UPDATED In an interview with ABC News last week, Texas Gov. Rick Perry called the idea of shutting down the government if Obamacare is not defunded "nonsensical" - staking out a position in stark contrast to fellow Texas Republican Sen. Ted Cruz, who concluded a more than 21-hour protest speech over that very issue on the Senate floor on Wednesday.
"I don't think it's a good option," Perry told ABC's Jeff Zeleny when asked whether shuttering the federal government if a resolution to keep the government funded did not also defund President Obama's signature health care reform law.
But in the interview, for the Yahoo! News "Power Players" video series which was conducted last Thursday before Cruz's long speech but after the Texas senator had already signaled his willingness to shut down the government over his opposition to funding Obamacare, Perry declined to say whether Cruz was wrong.
"Well, I'm not going to say he's wrong," said Perry, who could be a potential 2016 presidential candidate. "I hope they're working to try to find the solutions to fixing this and working with both sides of the aisle. We do it every day in states, whether it's Maryland or whether it's Texas to find solutions to these problems. One thing about governors, they have to perform, they have to deliver, we have timelines, and Washington, they talk a lot."
Tuesday night, as Cruz was talking, Perry tweeted words of encouragement to the Texas senator.
"I'm proud to see Texans in our nation's capital standing firm against Obamacare and working to protect our state and our country from this disastrous law," Perry said in a statement to ABC News on Wednesday. "I hope Washington listens to Sen. Cruz and the growing chorus of Americans who oppose federally mandated health care."
Here's a portion of the Q&A between Zeleny and Gov. Perry:
ABC NEWS: "Some Republicans now have the decision in front of them to defund Obamacare, the Affordable Care Act. Or, if not, the government should close down, perhaps temporarily. Do you think that would be a risky move for Republicans? Would it be the same as '95, '96 when the government shut down temporarily, or are times different?"
RICK PERRY: "Well, it's one of the options."
ABC NEWS: "Is it a good option?"
RICK PERRY: "I don't think it's a good option. What I suggest is there's still time to sit down and try to fix Obamacare. When you have the unions that are now publically against this thing, when you see the number of people that are going to lose jobs, the number of folks that are going to go from full-time to part-time employees because of the implementation of Obamacare, the way that it's written. When you see this myriad of problems with it, and the fact is that it's going to cost more money, they've publically stated it's going to cost more money now, and people aren't going to get to keep their doctor. So, a lot of the premise it was set upon was false. So I there's still time for Congress to go in an fix it, and when I talk about fixing it, I'm talking about."

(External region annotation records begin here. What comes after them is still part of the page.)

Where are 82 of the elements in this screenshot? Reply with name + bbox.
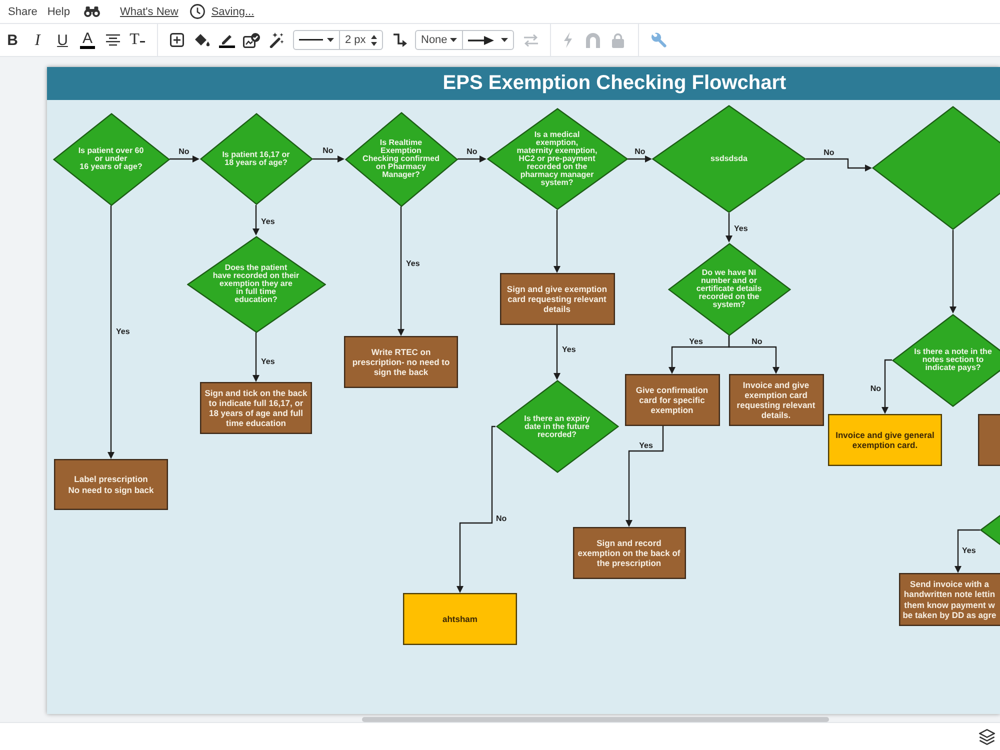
branch-label: No xyxy=(466,147,478,156)
save-status-link[interactable]: Saving... xyxy=(211,6,254,18)
paint-bucket-icon[interactable] xyxy=(194,33,210,47)
arrow-icon xyxy=(468,36,494,44)
branch-label: Yes xyxy=(734,224,748,233)
decision-diamond: Is Realtime Exemption Checking confirmed on Pharmacy Manager? xyxy=(344,112,458,206)
process-box: Send invoice with a handwritten note lettin them know payment w be taken by DD as agre xyxy=(899,573,1000,626)
flowchart-title: EPS Exemption Checking Flowchart xyxy=(442,72,786,95)
connector-arrow xyxy=(554,210,560,273)
menu-item[interactable]: Help xyxy=(47,6,70,18)
branch-label: No xyxy=(496,514,507,523)
scrollbar-thumb[interactable] xyxy=(362,717,829,722)
bold-button[interactable]: B xyxy=(7,32,18,48)
connector-arrow xyxy=(252,332,260,382)
branch-label: Yes xyxy=(406,259,420,268)
branch-label: No xyxy=(870,384,881,393)
decision-diamond: Do we have NI number and or certificate details recorded on the system? xyxy=(668,242,790,336)
spinner-arrows-icon xyxy=(371,34,377,46)
branch-label: Yes xyxy=(639,441,653,450)
process-box: Sign and give exemption card requesting relevant details xyxy=(500,273,614,325)
connector-arrow xyxy=(170,156,200,162)
menu-item[interactable]: Share xyxy=(8,6,38,18)
decision-diamond: Is there a note in the notes section to indicate pays? xyxy=(892,314,1000,406)
align-center-icon[interactable] xyxy=(106,34,120,46)
decision-diamond: Is patient 16,17 or 18 years of age? xyxy=(200,113,312,205)
plus-square-icon[interactable] xyxy=(170,33,184,47)
line-icon xyxy=(299,39,323,41)
branch-label: Yes xyxy=(962,546,976,555)
italic-button[interactable]: I xyxy=(34,32,40,48)
decision-diamond: Is patient over 60 or under 16 years of age? xyxy=(52,112,170,206)
branch-label: No xyxy=(752,337,762,346)
process-box: Write RTEC on prescription- no need to sign the back xyxy=(344,336,458,388)
line-end-dropdown[interactable] xyxy=(463,30,514,50)
magic-wand-icon[interactable] xyxy=(268,32,284,48)
process-box: Sign and record exemption on the back of the prescription xyxy=(572,527,686,579)
underline-button[interactable]: U xyxy=(57,32,68,48)
line-style-dropdown[interactable] xyxy=(293,30,340,50)
binoculars-icon[interactable] xyxy=(84,6,100,17)
whats-new-link[interactable]: What's New xyxy=(120,6,178,18)
connector-arrow xyxy=(554,325,560,380)
process-box: Sign and tick on the back to indicate full 16,17, or 18 years of age and full time education xyxy=(200,382,312,434)
connector-arrow xyxy=(252,205,260,236)
process-box: Label prescription No need to sign back xyxy=(54,459,168,510)
clock-icon xyxy=(190,4,206,19)
connector-arrow xyxy=(628,156,652,162)
branch-label: No xyxy=(634,147,646,156)
process-box: Invoice and give exemption card requesting relevant details. xyxy=(728,374,824,426)
branch-label: No xyxy=(322,146,334,155)
decision-diamond: Does the patient have recorded on their exemption they are in full time education? xyxy=(186,236,326,332)
decision-diamond: Is a medical exemption, maternity exemption, HC2 or pre-payment recorded on the pharmacy manager system? xyxy=(486,108,628,210)
layers-icon[interactable] xyxy=(979,728,995,744)
line-width-field[interactable]: 2 px xyxy=(340,30,383,50)
pencil-icon[interactable] xyxy=(218,32,234,48)
branch-label: No xyxy=(824,148,834,157)
process-box: Give confirmation card for specific exemption xyxy=(624,374,720,426)
elbow-arrow-icon[interactable] xyxy=(392,33,406,47)
connector-arrow xyxy=(458,156,486,162)
decision-diamond: ssdsdsda xyxy=(652,105,806,213)
dash-icon xyxy=(140,41,146,43)
line-start-dropdown[interactable]: None xyxy=(415,30,463,50)
branch-label: Yes xyxy=(689,337,703,346)
connector-arrow xyxy=(954,529,980,573)
process-box xyxy=(978,414,1000,466)
highlight-box: ahtsham xyxy=(403,593,517,645)
branch-label: No xyxy=(178,147,190,156)
connector-arrow xyxy=(806,158,872,172)
connector-arrow xyxy=(882,359,892,414)
branch-label: Yes xyxy=(261,217,275,226)
branch-label: Yes xyxy=(562,345,576,354)
decision-diamond: Is there an expiry date in the future recorded? xyxy=(496,380,618,473)
caret-icon xyxy=(501,38,508,42)
caret-icon xyxy=(450,38,457,42)
branch-label: Yes xyxy=(261,357,275,366)
text-size-button[interactable]: T xyxy=(130,32,146,48)
font-color-button[interactable]: A xyxy=(80,32,94,48)
highlight-box: Invoice and give general exemption card. xyxy=(828,414,942,466)
branch-label: Yes xyxy=(116,327,130,336)
connector-arrow xyxy=(728,336,780,374)
caret-icon xyxy=(327,38,334,42)
connector-arrow xyxy=(312,156,344,162)
connector-arrow xyxy=(726,213,732,242)
image-check-icon[interactable] xyxy=(243,32,260,48)
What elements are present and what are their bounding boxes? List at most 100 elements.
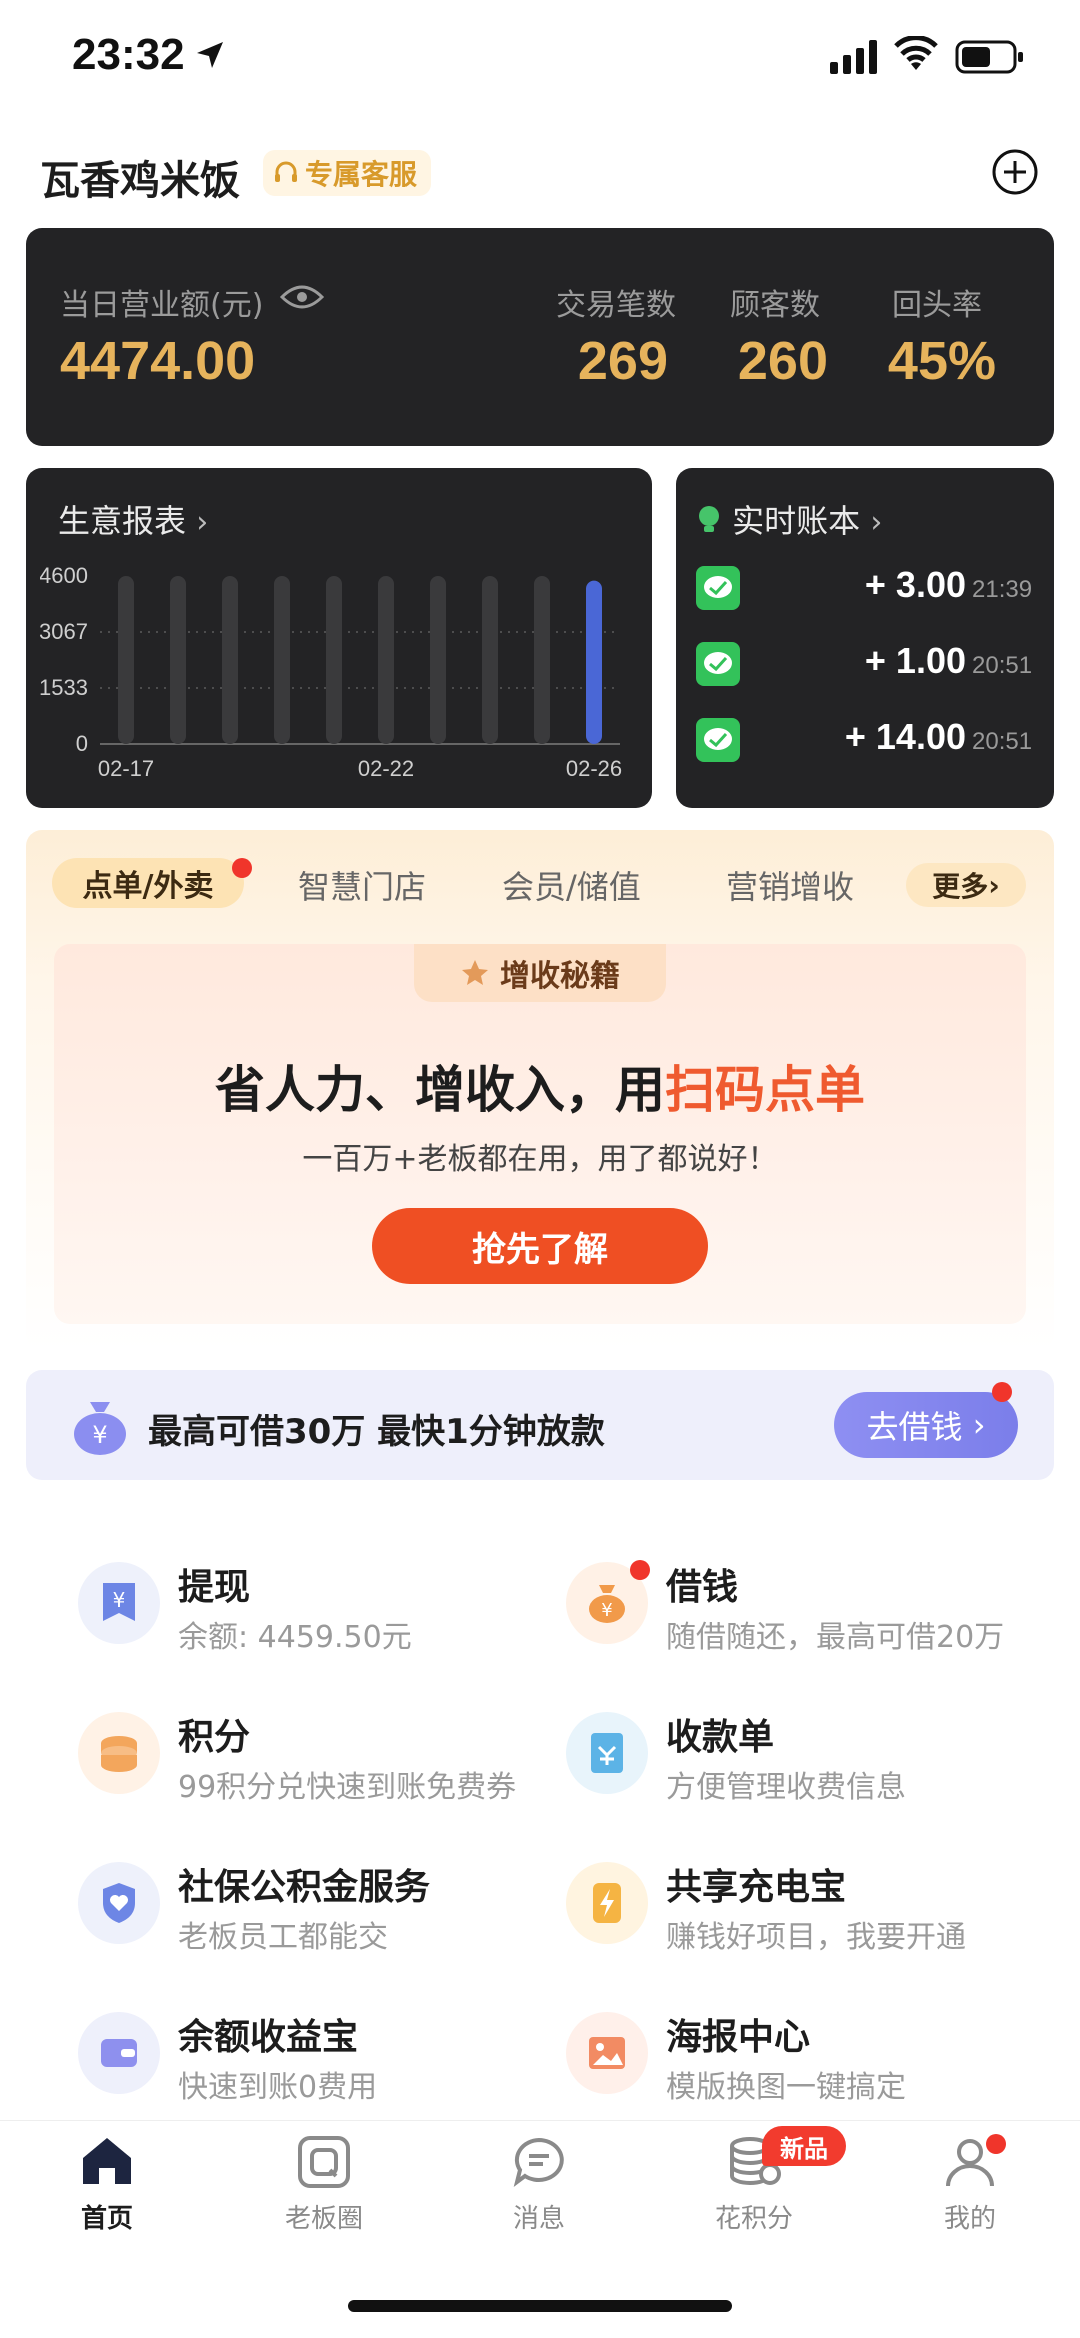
return-rate-value: 45% <box>887 331 996 391</box>
borrow-button-label: 去借钱 <box>866 1408 963 1446</box>
money-bag-icon: ¥ <box>74 1402 126 1455</box>
tab-marketing[interactable]: 营销增收 <box>726 862 854 908</box>
chart-bar[interactable] <box>326 576 342 744</box>
customer-service-button[interactable]: 专属客服 <box>263 150 432 196</box>
notification-dot <box>232 858 252 878</box>
service-title[interactable]: 社保公积金服务 <box>178 1858 430 1910</box>
receipt-icon <box>566 1712 648 1794</box>
status-time: 23:32 <box>72 30 185 79</box>
chart-bar[interactable] <box>534 576 550 744</box>
learn-more-button[interactable]: 抢先了解 <box>372 1208 708 1284</box>
battery-icon <box>955 40 1023 74</box>
service-subtitle: 余额: 4459.50元 <box>178 1620 412 1655</box>
ledger-row[interactable]: + 14.00 20:51 <box>696 714 1036 774</box>
service-item-receipt[interactable] <box>566 1712 648 1794</box>
shield-icon <box>78 1862 160 1944</box>
home-indicator <box>348 2300 732 2312</box>
promo-title: 省人力、增收入，用扫码点单 <box>0 1050 1080 1122</box>
service-subtitle: 赚钱好项目，我要开通 <box>666 1920 966 1955</box>
tab-home-label: 首页 <box>80 2204 133 2234</box>
image-icon <box>566 2012 648 2094</box>
store-name[interactable]: 瓦香鸡米饭 <box>40 148 240 206</box>
ledger-amount: + 14.00 <box>844 716 966 757</box>
tab-spend-points-label: 花积分 <box>714 2204 793 2234</box>
revenue-label: 当日营业额(元) <box>60 288 264 323</box>
ledger-amount: + 3.00 <box>864 564 966 605</box>
service-title[interactable]: 海报中心 <box>666 2008 810 2060</box>
customer-service-label: 专属客服 <box>305 158 418 191</box>
chart-bar[interactable] <box>586 580 602 744</box>
svg-text:¥: ¥ <box>601 1600 612 1621</box>
service-title[interactable]: 余额收益宝 <box>178 2008 358 2060</box>
loan-text: 最高可借30万 最快1分钟放款 <box>148 1412 605 1452</box>
service-item-power-bank[interactable] <box>566 1862 648 1944</box>
ledger-time: 20:51 <box>972 728 1033 755</box>
customers-label: 顾客数 <box>730 288 820 323</box>
x-tick-label: 02-22 <box>358 756 414 781</box>
star-icon <box>462 960 488 985</box>
tab-boss-circle[interactable]: 老板圈 <box>244 2136 404 2235</box>
ledger-title[interactable]: 实时账本 › <box>696 496 882 542</box>
tab-order-delivery[interactable]: 点单/外卖 <box>52 858 244 908</box>
y-tick-label: 4600 <box>40 563 88 588</box>
tab-smart-store[interactable]: 智慧门店 <box>298 862 426 908</box>
service-title[interactable]: 收款单 <box>666 1708 774 1760</box>
service-item-points[interactable] <box>78 1712 160 1794</box>
service-item-poster-center[interactable] <box>566 2012 648 2094</box>
transactions-label: 交易笔数 <box>556 288 676 323</box>
tab-messages[interactable]: 消息 <box>459 2136 619 2235</box>
chart-bar[interactable] <box>482 576 498 744</box>
chart-bar[interactable] <box>170 576 186 744</box>
chart-bar[interactable] <box>222 576 238 744</box>
service-subtitle: 99积分兑快速到账免费券 <box>178 1770 517 1805</box>
notification-dot <box>630 1560 650 1580</box>
svg-text:¥: ¥ <box>92 1421 107 1449</box>
chart-bar[interactable] <box>274 576 290 744</box>
tab-order-delivery-label: 点单/外卖 <box>82 869 214 904</box>
notification-dot <box>992 1382 1012 1402</box>
headset-icon <box>275 161 297 182</box>
svg-text:¥: ¥ <box>113 1588 126 1612</box>
chart-bar[interactable] <box>430 576 446 744</box>
lightning-icon <box>566 1862 648 1944</box>
service-item-balance-yield[interactable] <box>78 2012 160 2094</box>
tab-home[interactable]: 首页 <box>27 2136 187 2235</box>
notification-dot <box>986 2134 1006 2154</box>
service-title[interactable]: 提现 <box>178 1558 250 1610</box>
ledger-time: 20:51 <box>972 652 1033 679</box>
eye-icon[interactable] <box>280 283 324 311</box>
wechat-icon <box>696 718 740 762</box>
ledger-row[interactable]: + 1.00 20:51 <box>696 638 1036 698</box>
tab-boss-circle-label: 老板圈 <box>284 2204 363 2234</box>
chevron-right-icon: › <box>988 868 1000 902</box>
chart-bar[interactable] <box>118 576 134 744</box>
ledger-time: 21:39 <box>972 576 1033 603</box>
chat-bubble-icon <box>513 2137 564 2187</box>
borrow-button[interactable]: 去借钱 › <box>834 1392 1018 1458</box>
chevron-right-icon: › <box>870 505 883 540</box>
service-item-social-security[interactable] <box>78 1862 160 1944</box>
x-tick-label: 02-26 <box>566 756 622 781</box>
service-title[interactable]: 共享充电宝 <box>666 1858 846 1910</box>
business-report-title[interactable]: 生意报表 › <box>58 496 208 542</box>
service-item-withdraw[interactable]: ¥ <box>78 1562 160 1644</box>
ledger-amount: + 1.00 <box>864 640 966 681</box>
chevron-right-icon: › <box>972 1406 986 1444</box>
ledger-row[interactable]: + 3.00 21:39 <box>696 562 1036 622</box>
wallet-icon <box>78 2012 160 2094</box>
service-title[interactable]: 积分 <box>178 1708 250 1760</box>
tab-profile-label: 我的 <box>943 2204 996 2234</box>
wechat-icon <box>696 566 740 610</box>
revenue-value: 4474.00 <box>60 331 256 391</box>
more-tabs-button[interactable]: 更多 › <box>906 863 1026 907</box>
withdraw-icon: ¥ <box>78 1562 160 1644</box>
tab-membership[interactable]: 会员/储值 <box>502 862 641 908</box>
chart-bar[interactable] <box>378 576 394 744</box>
tab-messages-label: 消息 <box>512 2204 565 2234</box>
tab-profile[interactable]: 我的 <box>890 2136 1050 2235</box>
promo-ribbon-label: 增收秘籍 <box>500 959 620 994</box>
wifi-icon <box>894 36 938 70</box>
add-circle-icon[interactable] <box>991 148 1039 196</box>
service-title[interactable]: 借钱 <box>666 1558 738 1610</box>
service-subtitle: 方便管理收费信息 <box>666 1770 906 1805</box>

ABC NEWS: "So fix it, not defund it necessarily?"
RICK PERRY: "Putting things into place that can fix Obamacare like health savings accounts, like personal responsibility programs, giving states the flexibility to come up with programs that fit their populations rather than this one size fits all. If Congress could do that, and would do that, then I think it goes towards fixing our healthcare delivery system. On the other side of that is if they can't do that, why would we want to fund something that we know is going to bankrupt the states? One of the reasons we didn't participate in expansion of Medicaid is because we've run the numbers. This is $18 billion over the next ten years out of the coffers of the state of Texas. A $100 billion in all funds going in over the next 10 years and only a 3 percent reduction in the number of uninsured our state. That's just not a good exchange. So, if they can't fix it, why would you want to pay for that? Why would you want that to go forward? The idea that you got to defund government over one program is a bit nonsensical as well."
ABC NEWS: "So is Senator Cruz wrong?"
RICK PERRY: "Well, I'm not going to say he's wrong. I hope they're working to try to find the solutions to fixing this and working with both sides of the aisle. We do it every day in states, whether it's Maryland or whether it's Texas to find solutions to these problems. One thing about governors, they have to perform, they have to deliver, we have timelines, and Washington, they talk a lot."